LOS ANGELES – Now that he’s back on the ice, Patrick O’Sullivan’s only concern is trying to get the Los Angeles Kings back into the playoffs after a five-year drought.
O’Sullivan scored the tying goal on a power play after teammate Jason LaBarbera gave up a pair of early goals, and the Kings beat the Anaheim Ducks 6-3 Tuesday night for their first victory of the season. Jarret Stoll and Tom Preissing also scored with the man advantage, and Wayne Simmonds got his first NHL goal for Los Angeles.
O’Sullivan had 22 goals and 31 assists last season while the Kings finished tied with Tampa Bay for the fewest points in the overall standings. The 23-year-old center sat out training camp during a contract holdout and signed a three-year, $8.775 million deal on Oct. 7.
“The contract is not something I think about at all,” O’Sullivan said. “I’m just like any other guy on the team. Unfortunately, I had a contract dispute. But at the end of the day, it really doesn’t have anything to do with hockey. Every day that goes by, it becomes less and less of a factor.
“I’m not worried about the pressure,” he added. “Obviously, I’m counted on to do a lot of things for this team, and I know that. But I’m confident in what I’m able to do. The best thing for me is that I’m starting to get to know the new guys a little better, because I missed that part of training camp as well – not only the hockey side of it, but meeting the new guys and becoming a team.”
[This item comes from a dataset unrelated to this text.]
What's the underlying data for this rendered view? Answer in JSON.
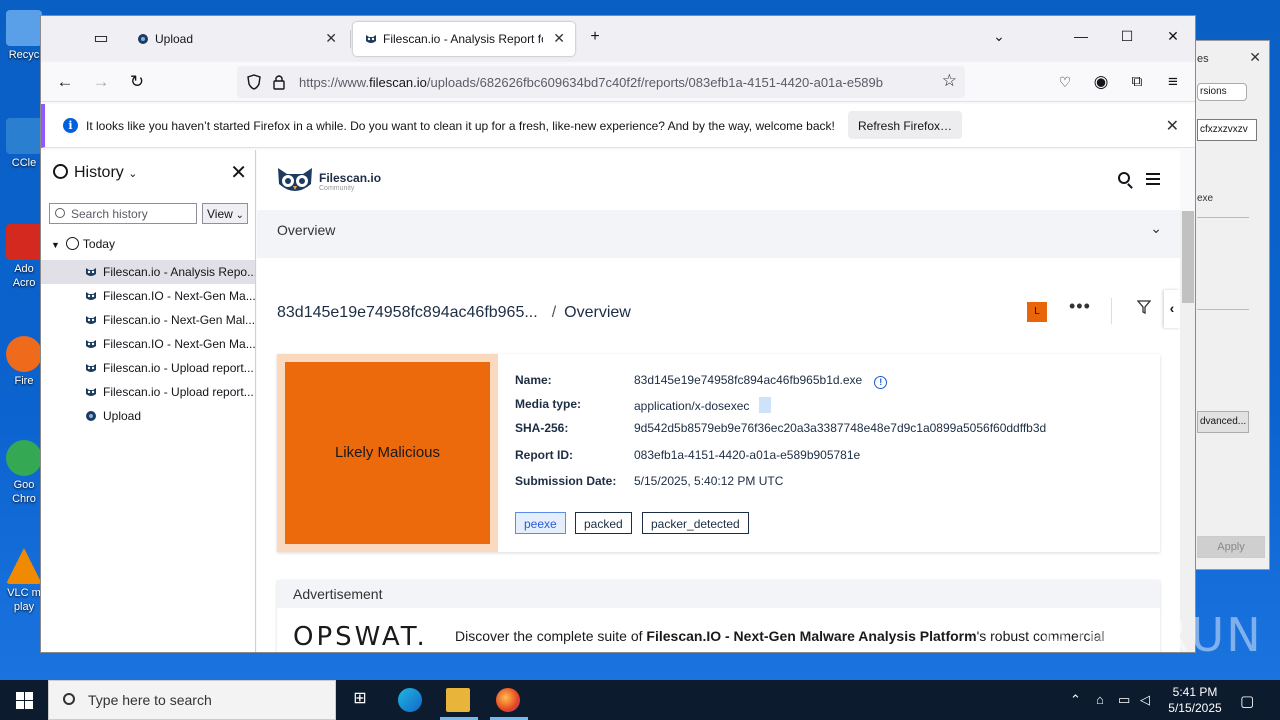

The Kings are 1-2 under new coach Terry Murray, who replaced Marc Crawford. It was their first game since second-year defenseman Jack Johnson sustained a shoulder injury that is expected to sideline him through the All-Star break at least.
Brian Sutherby and Todd Marchant scored first-period goals for the Ducks, who are off to an 0-3 start after back-to-back 100-point seasons and a Stanley Cup title in 2007.
“It’s not rust. There’s no viable excuses. We’re just not working as a team,” said goaltender Jean-Sebastien Giguere, who has allowed 13 goals on 87 shots in three starts. “We need to work together and rely on each other and be confident that the guy beside you is going to do his job. Right now we’re just lacking that confidence.”
Teemu Selanne also scored for the Ducks. Eight of the nine goal scorers got their first of the season except for Alexander Frolov, who scored his second into an empty net with 1:12 remaining.
Despite failing to capitalize on a two-man advantage midway through the second period, the Kings converted two of three power plays to take a 3-2 lead with 43 seconds left in the period.
O’Sullivan jumped on a loose puck in the right corner and skated out in front of the net. Nathan McIver chopped down on O’Sullivan’s stick as O’Sullivan tried to jam the puck past Giguere, and it caromed into the net off the skate of Ducks defenseman Chris Pronger with 7 seconds left on Brendan Morrison’s hooking penalty.
The undisciplined Ducks were assessed their fifth consecutive minor penalty after Giguere was called for a hooking infraction with O’Sullivan skating through the crease. Stoll capitalized 56 seconds later with a one-timer from the top of the right circle that beat Giguere high to the glove side.
“We can’t win taking so many penalties. We’ve got to be careful,” Giguere said. “It seems that too many times we get undisciplined. Then we get frustrated, start giving up goals and it just down downhill for there. So we’ve got to be a lot smarter, in that sense.”
Matt Moulson made it 4-2 just 51 seconds into the third with a short wrist shot over Giguere’s glove, and Preissing got the Kings’ fifth goal with 9:08 to play, beating Giguere through a screen with a slap shot from the right point while Ryan Getzlaf was off for cross-checking.
Anaheim scored on two of its first three shots on net. Sutherby scored at 1:46 and Marchant connected from the left circle at 7:12 of the first after Samuel Pahlsson backhanded the puck to him from behind the net.
Simmonds, a second-round pick in the 2007 draft, got the Kings on the board just 33 seconds later on an assist from Sean O’Donnell.
The teams split the eight meetings last season, but the Ducks finished 31 points ahead of their Southern California rivals. They will face each other six times this season.
Notes: The crowd of 14,451 observed a moment of silence for Alexei Cherepanov, the New York Rangers’ 19-year-old first-round draft pick in 2007, who died during a Continental Hockey League game in Russia. … Anaheim C Rob Niedermayer was scratched because of a bruised foot, which he injured when he was struck by a shot taken by brother Scott in Sunday’s game against Phoenix.